First-time cruisers are warned here that there aren’t sufficient deck chairs to accommodate every passenger. An early arrival is the only way to make certain you situate you and your crew for optimal scenic ingestion.

Situating is key, as you’ll want to be on the sunny side of the boat, which hopefully is the non-exhaust side. As it turns out, not only is coal smelly, it’s filthy, and the coal ash on this ship ranges anywhere from being an amusing annoyance to being frustratingly gross. Though the ship’s smokestack rises an easy 50 feet in the air, the wind tends to whip the black dreck back down to the ship’s deck—at least it did on the day we were onboard.

We found that sitting on the starboard side meant having the wind in our faces, and thus being soot-free and enjoying the sun as well. After exploring the vessel to our satisfaction—a tour that commanded maybe eight minutes—we sat down at the railing and watched the lake pass by.

The water was surprisingly calm and remarkably blue. My daughter has learned from her research that the deepest water we crossed went down about 400 feet, and that for most of the way we were in about 200 feet of the clear stuff.

To my disappointment, there is only about an hour’s time during which land is not visible on either side of the lake. I had expected to spend more time looking at a 360-degree vista of fresh water, but that moment was fleeting.

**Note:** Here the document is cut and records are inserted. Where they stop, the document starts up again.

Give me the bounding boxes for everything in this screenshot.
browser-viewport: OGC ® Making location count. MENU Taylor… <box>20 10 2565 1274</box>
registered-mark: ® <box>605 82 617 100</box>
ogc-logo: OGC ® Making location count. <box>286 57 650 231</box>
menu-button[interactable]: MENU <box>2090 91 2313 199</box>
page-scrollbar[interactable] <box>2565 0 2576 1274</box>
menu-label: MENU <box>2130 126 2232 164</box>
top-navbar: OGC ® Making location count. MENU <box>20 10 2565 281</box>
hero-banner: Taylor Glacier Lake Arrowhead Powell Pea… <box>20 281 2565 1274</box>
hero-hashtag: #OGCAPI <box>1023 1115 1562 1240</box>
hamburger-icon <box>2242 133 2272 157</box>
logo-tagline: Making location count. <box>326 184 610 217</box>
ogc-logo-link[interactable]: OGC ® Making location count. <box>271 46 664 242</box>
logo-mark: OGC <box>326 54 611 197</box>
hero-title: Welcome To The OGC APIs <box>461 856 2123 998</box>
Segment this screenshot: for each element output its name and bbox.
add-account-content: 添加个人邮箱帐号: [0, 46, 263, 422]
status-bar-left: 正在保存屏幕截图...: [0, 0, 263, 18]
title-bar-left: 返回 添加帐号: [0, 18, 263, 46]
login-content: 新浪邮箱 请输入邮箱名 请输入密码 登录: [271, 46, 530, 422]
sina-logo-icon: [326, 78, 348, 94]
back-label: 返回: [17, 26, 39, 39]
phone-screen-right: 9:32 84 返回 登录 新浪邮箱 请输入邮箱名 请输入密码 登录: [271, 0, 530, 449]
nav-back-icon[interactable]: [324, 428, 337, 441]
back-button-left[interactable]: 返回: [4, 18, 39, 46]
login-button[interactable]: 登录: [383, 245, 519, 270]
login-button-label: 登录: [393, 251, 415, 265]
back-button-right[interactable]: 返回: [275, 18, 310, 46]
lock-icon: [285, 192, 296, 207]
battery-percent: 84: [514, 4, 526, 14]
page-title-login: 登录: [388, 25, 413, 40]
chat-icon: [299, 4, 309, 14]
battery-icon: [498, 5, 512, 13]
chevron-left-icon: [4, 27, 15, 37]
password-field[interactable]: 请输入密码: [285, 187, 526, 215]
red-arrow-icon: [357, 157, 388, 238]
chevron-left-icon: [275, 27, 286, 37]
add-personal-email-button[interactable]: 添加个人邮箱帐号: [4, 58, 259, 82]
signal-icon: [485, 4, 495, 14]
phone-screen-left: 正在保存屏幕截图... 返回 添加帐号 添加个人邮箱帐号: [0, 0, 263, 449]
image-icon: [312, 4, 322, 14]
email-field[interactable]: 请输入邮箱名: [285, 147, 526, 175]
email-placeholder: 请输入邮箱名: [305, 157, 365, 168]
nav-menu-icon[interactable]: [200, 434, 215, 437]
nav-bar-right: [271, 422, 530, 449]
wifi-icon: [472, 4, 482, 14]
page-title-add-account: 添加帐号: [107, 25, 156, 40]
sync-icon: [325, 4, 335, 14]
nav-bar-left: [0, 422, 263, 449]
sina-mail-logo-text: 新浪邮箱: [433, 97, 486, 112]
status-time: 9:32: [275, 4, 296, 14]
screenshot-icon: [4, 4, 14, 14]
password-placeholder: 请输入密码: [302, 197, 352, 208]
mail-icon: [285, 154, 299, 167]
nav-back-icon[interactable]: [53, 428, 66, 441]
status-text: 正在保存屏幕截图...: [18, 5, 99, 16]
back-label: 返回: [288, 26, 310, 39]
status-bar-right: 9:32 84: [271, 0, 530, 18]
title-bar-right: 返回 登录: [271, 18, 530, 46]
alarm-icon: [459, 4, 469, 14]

I’m not sure what it is about sitting on deck watching the lake pass by, but it’s powerfully relaxing. The ever-present throb of the ship’s engine and the wave-like surf sounds off the hull combine to optimal effect, and with the sun bouncing off the waves, it was pretty sweet. Crossing paths with a couple of freighters out in the lake was a fun bonus.

Once you’re firmly ensconced in tranquility mode, the ride seems to come to an end too soon. Fortunately, the pageantry of an over-the-top Ludington police-boat escort into port is loads of fun to watch.

Even more fun, and truly amazing, is the precision maneuvering required to sync this iron hulk with its moor. The process, which takes no more than 10 minutes, seems akin to cross-stitching your name onto a pillow while wearing welding gloves.

The lake crossing is not cheap. We paid $74 for the truck, $74 for each adult, and $24 for the kid. Younger children and seniors get a break on the fares. But for that price, you get a view like no other.

Nutshell: The accommodations and food are terrible, but it really doesn’t matter. Eat before you leave and make a point of finding the perfect place to sit and take in the splendor of a giant lake. Why anyone would waste time playing bingo instead of watching the waves is beyond me. Oh, and bring your camera. The seagull swarm that follows the boat from shore makes for an excellent stop-action challenge.


In May of 2015 the SS Badger was cleared for continued operation by the EPA. Per an agency spokesman, Lake Michigan Carferry Services Inc., operator of the Badger, “Has taken all the steps necessary to permanently stop the discharge of coal ash into the lake.”

The SS Badger remains the only coal-fired ship operating on The Great Lakes.